É fascinante observar como a literatura pode transcender fronteiras e unir diferentes gerações de leitores em torno de obras clássicas. O que mais me chama atenção neste episódio, contudo, é que uniu em debates nas redes sociais diferentes gerações em torno de uma obra literária, o que convenhamos é um fato muito raro em uma nação tida como avessa à leitura.

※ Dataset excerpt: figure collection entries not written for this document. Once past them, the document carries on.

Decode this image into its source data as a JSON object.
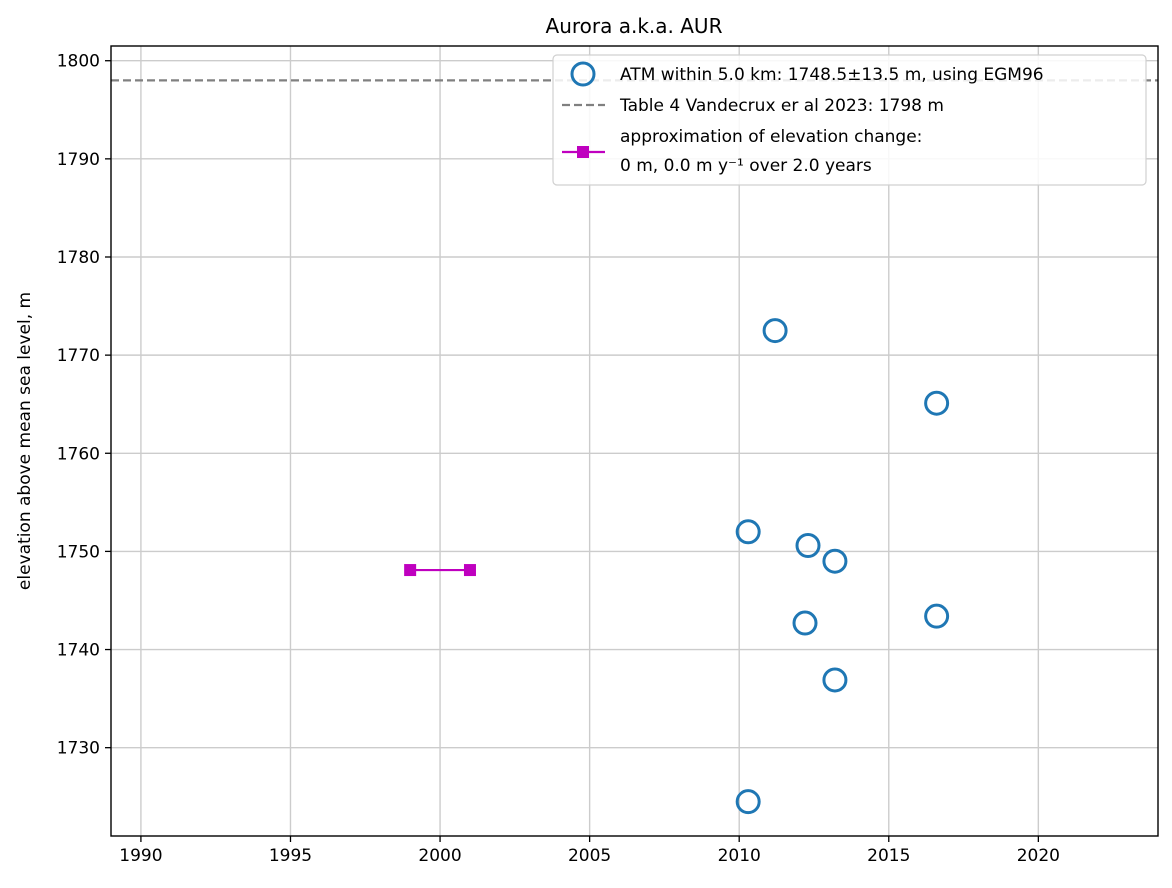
{
  "chart_data": {
    "type": "scatter",
    "title": "Aurora a.k.a. AUR",
    "xlabel": "",
    "ylabel": "elevation above mean sea level, m",
    "xlim": [
      1989,
      2024
    ],
    "ylim": [
      1721,
      1801.5
    ],
    "xticks": [
      1990,
      1995,
      2000,
      2005,
      2010,
      2015,
      2020
    ],
    "yticks": [
      1730,
      1740,
      1750,
      1760,
      1770,
      1780,
      1790,
      1800
    ],
    "grid": true,
    "legend_position": "top-right",
    "colors": {
      "atm": "#1f77b4",
      "reference": "#808080",
      "approx": "#bf00bf"
    },
    "series": [
      {
        "name": "ATM within 5.0 km: 1748.5±13.5 m, using EGM96",
        "kind": "scatter",
        "marker": "open-circle",
        "points": [
          {
            "x": 2010.3,
            "y": 1724.5
          },
          {
            "x": 2010.3,
            "y": 1752.0
          },
          {
            "x": 2011.2,
            "y": 1772.5
          },
          {
            "x": 2012.2,
            "y": 1742.7
          },
          {
            "x": 2012.3,
            "y": 1750.6
          },
          {
            "x": 2013.2,
            "y": 1736.9
          },
          {
            "x": 2013.2,
            "y": 1749.0
          },
          {
            "x": 2016.6,
            "y": 1765.1
          },
          {
            "x": 2016.6,
            "y": 1743.4
          }
        ]
      },
      {
        "name": "Table 4 Vandecrux er al 2023: 1798 m",
        "kind": "hline",
        "linestyle": "dashed",
        "y": 1798
      },
      {
        "name": "approximation of elevation change:",
        "name_line2": "0 m, 0.0 m y⁻¹ over 2.0 years",
        "kind": "line",
        "marker": "square",
        "points": [
          {
            "x": 1999,
            "y": 1748.1
          },
          {
            "x": 2001,
            "y": 1748.1
          }
        ]
      }
    ]
  }
}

Muito desse debate foi motivado por uma "jabuticaba", na compreensão da palavra não como a fruta em si, mas algo que – dizem, mas eu não boto minha mão no fogo – somente existe no Brasil: a "obrigatoriedade" de lermos quando adolescentes ou jovenzinhos, na escola, obras-mestras da literatura brasileira. Isso faz com que desde Baby Boomers (nascidos entre 1946 e 1964) até a novíssima Geração Alfa (nascida após 2010) tenham lido ou estejam lendo não somente Machado de Assis, mas Lima Barreto, Jorge Amado, Guimarães Rosa, Graciliano Ramos e Clarice Lispector.

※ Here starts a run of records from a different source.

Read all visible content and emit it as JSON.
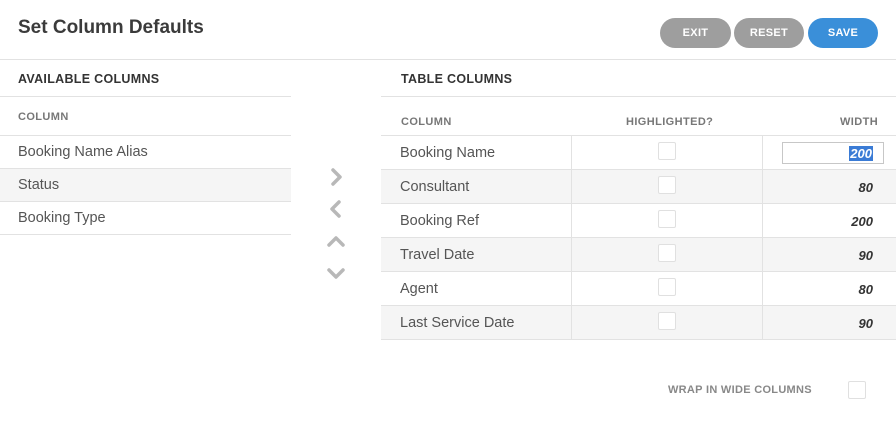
{
  "header": {
    "title": "Set Column Defaults",
    "buttons": {
      "exit": "EXIT",
      "reset": "RESET",
      "save": "SAVE"
    }
  },
  "available": {
    "title": "AVAILABLE COLUMNS",
    "column_header": "COLUMN",
    "items": [
      "Booking Name Alias",
      "Status",
      "Booking Type"
    ]
  },
  "arrows": {
    "right": "chevron-right-icon",
    "left": "chevron-left-icon",
    "up": "chevron-up-icon",
    "down": "chevron-down-icon"
  },
  "table": {
    "title": "TABLE COLUMNS",
    "headers": {
      "column": "COLUMN",
      "highlighted": "HIGHLIGHTED?",
      "width": "WIDTH"
    },
    "rows": [
      {
        "name": "Booking Name",
        "highlighted": false,
        "width": "200",
        "editing": true
      },
      {
        "name": "Consultant",
        "highlighted": false,
        "width": "80"
      },
      {
        "name": "Booking Ref",
        "highlighted": false,
        "width": "200"
      },
      {
        "name": "Travel Date",
        "highlighted": false,
        "width": "90"
      },
      {
        "name": "Agent",
        "highlighted": false,
        "width": "80"
      },
      {
        "name": "Last Service Date",
        "highlighted": false,
        "width": "90"
      }
    ]
  },
  "options": {
    "wrap_label": "WRAP IN WIDE COLUMNS",
    "wrap_checked": false
  },
  "colors": {
    "primary": "#3a8fd9",
    "secondary": "#9e9e9e",
    "selection": "#3a7bd5"
  }
}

Se você estiver se perguntando: “o que os clássicos têm a ensinar a nós, seres contemporâneos do mundo digital?”, respondo:

1) Eles são atemporais e continuam relevantes, nos ensinando sobre a história, cultura e valores humanos universais, oferecendo insights sobre a natureza humana, dilemas morais, questões sociais e políticas que permanecem relevantes, como defende o italiano Ítalo Calvino em seu livro “Por que Ler os Clássicos”. Neste sentido, os clássicos nos lembram que, apesar dos avanços tecnológicos, as preocupações fundamentais da humanidade não mudaram. Além disso, nos ensinam a apreciar a linguagem, a profundidade dos personagens e a complexidade das tramas, e são referências para outras obras literárias, filmes e arte contemporânea. Por isso, lê-los nos ajuda a desenvolver uma visão crítica e reflexiva do mundo.

2) Mas como nem só do passado vive o ser humano, é importante conciliar a leitura dos clássicos com obras contemporâneas de autores brasileiros. Alguns escritores emergentes merecem destaque, como Itamar Vieira Junior ("Torto Arado” e "Salvar o Fogo"), Geovani Martins (“O Sol na Cabeça”) e Juliana Leite (“Entre as mãos”). Minha dica: leia se possível, ao mesmo tempo, dois ou três livros, sendo pelo menos um deles um clássico e um outro contemporâneo.

A reação dos brasileiros ao vídeo de Novak reflete o desejo de ver uma maior diversidade de autores brasileiros sendo reconhecidos internacionalmente. Mas há também conterrâneos que condenaram justamente essa necessidade de "aprovação" externa a escritores nacionais, naquilo que o jornalista e dramaturgo Nelson Rodrigues cunhou como "complexo de vira-latas", que descreve o sentimento de inferioridade que os brasileiros teriam em relação ao resto do mundo. Não vejo desta forma.

A literatura brasileira, clássica ou contemporânea – e também a estrangeira – oferece uma riqueza de perspectivas e reflexões que enriquecem nossa compreensão do mundo, independentemente da geração, do contexto digital ou do reconhecimento externo. Mas que toda ajuda é bem-vinda, é! Que não somente Machado de Assis ganhe o merecido destaque no mundo, mas também outros autores. Que tenhamos, finalmente, quem sabe e em breve, um Nobel de Literatura brasileiro. Eu quero viver para isso – e você?